19. Under sub-section 3, where a fine has not been imposed, the Court may order the payment of compensation. A reading of Section 357(4) Cr.P.C makes it clear that under this sub-section an order of compensation can be passed by the appellate Court; the High Court or by the Court of Sessions in revision. The power of the Court to award compensation is not ancillary to other sentences but is in addition thereto. This power under this Section has a message i.e. a measure of responding properly to the crime as also reconciling the victim with the offender. There does exist a distinction between ''fine'' and ''compensation'' but the purpose which both seek to achieve is similar. An amount of ''compensation'' can be directed to be recovered as a fine but a legal fiction is raised in relation to recovery of ''fine'' and in that sense a ''fine'' stands on a higher footing than the ''compensation'' awarded by the Court. Although, after the amendment in the said Act (by the Amendment Act, 2002) a Magistrate of the first class can also impose a sentence of fine exceeding Rs.5000/-.

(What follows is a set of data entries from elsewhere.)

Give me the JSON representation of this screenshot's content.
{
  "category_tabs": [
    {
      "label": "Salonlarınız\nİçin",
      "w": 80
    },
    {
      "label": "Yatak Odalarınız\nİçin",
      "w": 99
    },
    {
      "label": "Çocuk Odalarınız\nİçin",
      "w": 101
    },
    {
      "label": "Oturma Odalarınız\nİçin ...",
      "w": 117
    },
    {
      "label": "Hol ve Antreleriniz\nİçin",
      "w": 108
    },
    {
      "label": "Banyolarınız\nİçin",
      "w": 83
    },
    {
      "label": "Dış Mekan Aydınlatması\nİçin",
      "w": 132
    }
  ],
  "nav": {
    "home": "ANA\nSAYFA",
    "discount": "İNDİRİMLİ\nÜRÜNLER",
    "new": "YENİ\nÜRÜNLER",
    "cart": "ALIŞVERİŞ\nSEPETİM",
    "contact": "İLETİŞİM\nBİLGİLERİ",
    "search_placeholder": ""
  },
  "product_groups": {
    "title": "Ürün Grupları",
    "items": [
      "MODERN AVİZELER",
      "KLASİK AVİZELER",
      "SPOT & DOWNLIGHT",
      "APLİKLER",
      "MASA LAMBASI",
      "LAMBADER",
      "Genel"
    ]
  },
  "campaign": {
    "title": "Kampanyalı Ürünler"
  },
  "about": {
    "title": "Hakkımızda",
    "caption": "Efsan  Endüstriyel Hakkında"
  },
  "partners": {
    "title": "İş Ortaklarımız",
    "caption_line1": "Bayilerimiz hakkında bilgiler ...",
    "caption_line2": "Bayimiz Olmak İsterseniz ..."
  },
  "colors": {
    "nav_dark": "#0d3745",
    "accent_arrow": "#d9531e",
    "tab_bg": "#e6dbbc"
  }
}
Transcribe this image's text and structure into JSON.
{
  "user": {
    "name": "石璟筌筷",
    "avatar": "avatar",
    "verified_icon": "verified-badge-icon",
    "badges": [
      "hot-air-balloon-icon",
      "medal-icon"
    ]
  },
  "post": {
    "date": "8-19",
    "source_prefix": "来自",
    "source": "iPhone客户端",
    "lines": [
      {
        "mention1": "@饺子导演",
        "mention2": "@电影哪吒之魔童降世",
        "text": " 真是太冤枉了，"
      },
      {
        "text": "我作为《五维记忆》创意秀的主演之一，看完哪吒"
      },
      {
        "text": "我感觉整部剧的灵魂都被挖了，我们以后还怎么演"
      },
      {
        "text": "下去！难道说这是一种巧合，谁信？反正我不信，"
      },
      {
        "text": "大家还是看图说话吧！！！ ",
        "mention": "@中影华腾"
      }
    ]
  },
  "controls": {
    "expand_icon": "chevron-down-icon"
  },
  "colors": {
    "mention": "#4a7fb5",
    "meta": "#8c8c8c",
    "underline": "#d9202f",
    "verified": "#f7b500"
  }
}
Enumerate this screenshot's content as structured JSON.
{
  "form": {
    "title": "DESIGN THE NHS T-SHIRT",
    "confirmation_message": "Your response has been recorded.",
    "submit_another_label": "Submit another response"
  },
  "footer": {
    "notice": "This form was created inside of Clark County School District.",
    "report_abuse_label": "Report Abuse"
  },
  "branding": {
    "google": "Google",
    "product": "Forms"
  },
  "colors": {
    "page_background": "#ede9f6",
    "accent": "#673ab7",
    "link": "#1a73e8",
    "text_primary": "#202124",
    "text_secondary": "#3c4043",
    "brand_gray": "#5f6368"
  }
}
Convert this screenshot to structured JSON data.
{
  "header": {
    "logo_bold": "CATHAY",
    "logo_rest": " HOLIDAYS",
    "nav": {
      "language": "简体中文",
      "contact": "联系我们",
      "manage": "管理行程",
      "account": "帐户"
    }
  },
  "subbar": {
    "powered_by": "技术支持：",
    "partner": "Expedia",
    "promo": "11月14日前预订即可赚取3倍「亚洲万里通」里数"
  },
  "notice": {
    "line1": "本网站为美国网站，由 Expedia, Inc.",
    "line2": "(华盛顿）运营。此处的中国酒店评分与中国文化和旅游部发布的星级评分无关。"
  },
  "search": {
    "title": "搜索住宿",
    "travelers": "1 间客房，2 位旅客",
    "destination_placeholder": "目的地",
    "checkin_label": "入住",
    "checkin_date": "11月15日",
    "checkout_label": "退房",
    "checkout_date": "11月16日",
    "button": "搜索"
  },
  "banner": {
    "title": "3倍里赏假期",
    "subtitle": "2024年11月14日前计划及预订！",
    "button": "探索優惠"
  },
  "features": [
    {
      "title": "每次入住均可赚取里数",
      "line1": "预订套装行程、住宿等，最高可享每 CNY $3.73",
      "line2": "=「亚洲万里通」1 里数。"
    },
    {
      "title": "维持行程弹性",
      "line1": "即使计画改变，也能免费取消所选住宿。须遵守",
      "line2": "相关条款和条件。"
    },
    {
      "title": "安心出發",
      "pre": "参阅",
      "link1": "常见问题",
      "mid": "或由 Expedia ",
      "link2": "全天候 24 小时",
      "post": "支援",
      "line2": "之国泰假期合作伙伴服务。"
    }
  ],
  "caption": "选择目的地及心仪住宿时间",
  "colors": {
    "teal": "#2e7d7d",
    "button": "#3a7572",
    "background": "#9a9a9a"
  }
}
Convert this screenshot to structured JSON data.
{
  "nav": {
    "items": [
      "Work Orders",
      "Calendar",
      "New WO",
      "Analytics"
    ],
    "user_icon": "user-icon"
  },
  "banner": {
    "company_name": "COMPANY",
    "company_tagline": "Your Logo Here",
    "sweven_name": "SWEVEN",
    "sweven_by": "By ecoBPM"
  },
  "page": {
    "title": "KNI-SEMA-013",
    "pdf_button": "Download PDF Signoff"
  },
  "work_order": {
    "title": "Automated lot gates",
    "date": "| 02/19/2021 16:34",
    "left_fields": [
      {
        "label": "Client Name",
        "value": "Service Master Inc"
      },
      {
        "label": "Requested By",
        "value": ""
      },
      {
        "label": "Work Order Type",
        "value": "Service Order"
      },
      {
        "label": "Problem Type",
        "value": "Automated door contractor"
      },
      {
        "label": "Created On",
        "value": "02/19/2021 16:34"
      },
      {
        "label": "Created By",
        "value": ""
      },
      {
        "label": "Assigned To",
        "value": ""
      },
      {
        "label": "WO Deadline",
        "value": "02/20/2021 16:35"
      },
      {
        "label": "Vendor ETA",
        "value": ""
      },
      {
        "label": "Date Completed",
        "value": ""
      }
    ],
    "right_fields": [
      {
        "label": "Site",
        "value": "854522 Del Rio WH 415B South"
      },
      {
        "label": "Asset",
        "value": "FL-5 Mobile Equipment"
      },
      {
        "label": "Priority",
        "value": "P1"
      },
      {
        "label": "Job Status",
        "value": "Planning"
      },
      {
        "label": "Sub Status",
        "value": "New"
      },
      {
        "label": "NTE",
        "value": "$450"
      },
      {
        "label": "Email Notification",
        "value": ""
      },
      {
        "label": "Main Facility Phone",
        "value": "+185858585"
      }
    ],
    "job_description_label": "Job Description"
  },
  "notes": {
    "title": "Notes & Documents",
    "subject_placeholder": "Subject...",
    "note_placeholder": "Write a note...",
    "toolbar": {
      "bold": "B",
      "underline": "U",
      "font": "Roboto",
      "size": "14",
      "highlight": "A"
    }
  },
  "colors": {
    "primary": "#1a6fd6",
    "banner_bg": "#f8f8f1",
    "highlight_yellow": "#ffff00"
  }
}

20. This Court also notes that this Court is sitting as a Revisional Court. Unless and until there is a patent illegality or a perversity which is apparent on the face of the record, interference in the concurrent finding of fact of the two Courts below is not warranted. The Apex Court in
"The main question which the High Court has to consider in an application in revision is whether substantial justice has been done. If, however, the same has been an appeal, the application would be entitled to demand an adjudication upon all questions of fact or law which he wishes to raise, but in revision the only question is whether the court should interfere in the interest of justice. Where the court concerned does not appear to have been committed any illegality or material irregularity or impropriety in passing the impugned judgment and order, the revision cannot succeed. If the impugned order apparently is presentable, without any such infirmity which may render it completely perverse or unacceptable and when there is no failure of justice, interference cannot be held in exercise of revisional jurisdiction."
21. There is no merit in the revision petitions. Dismissed.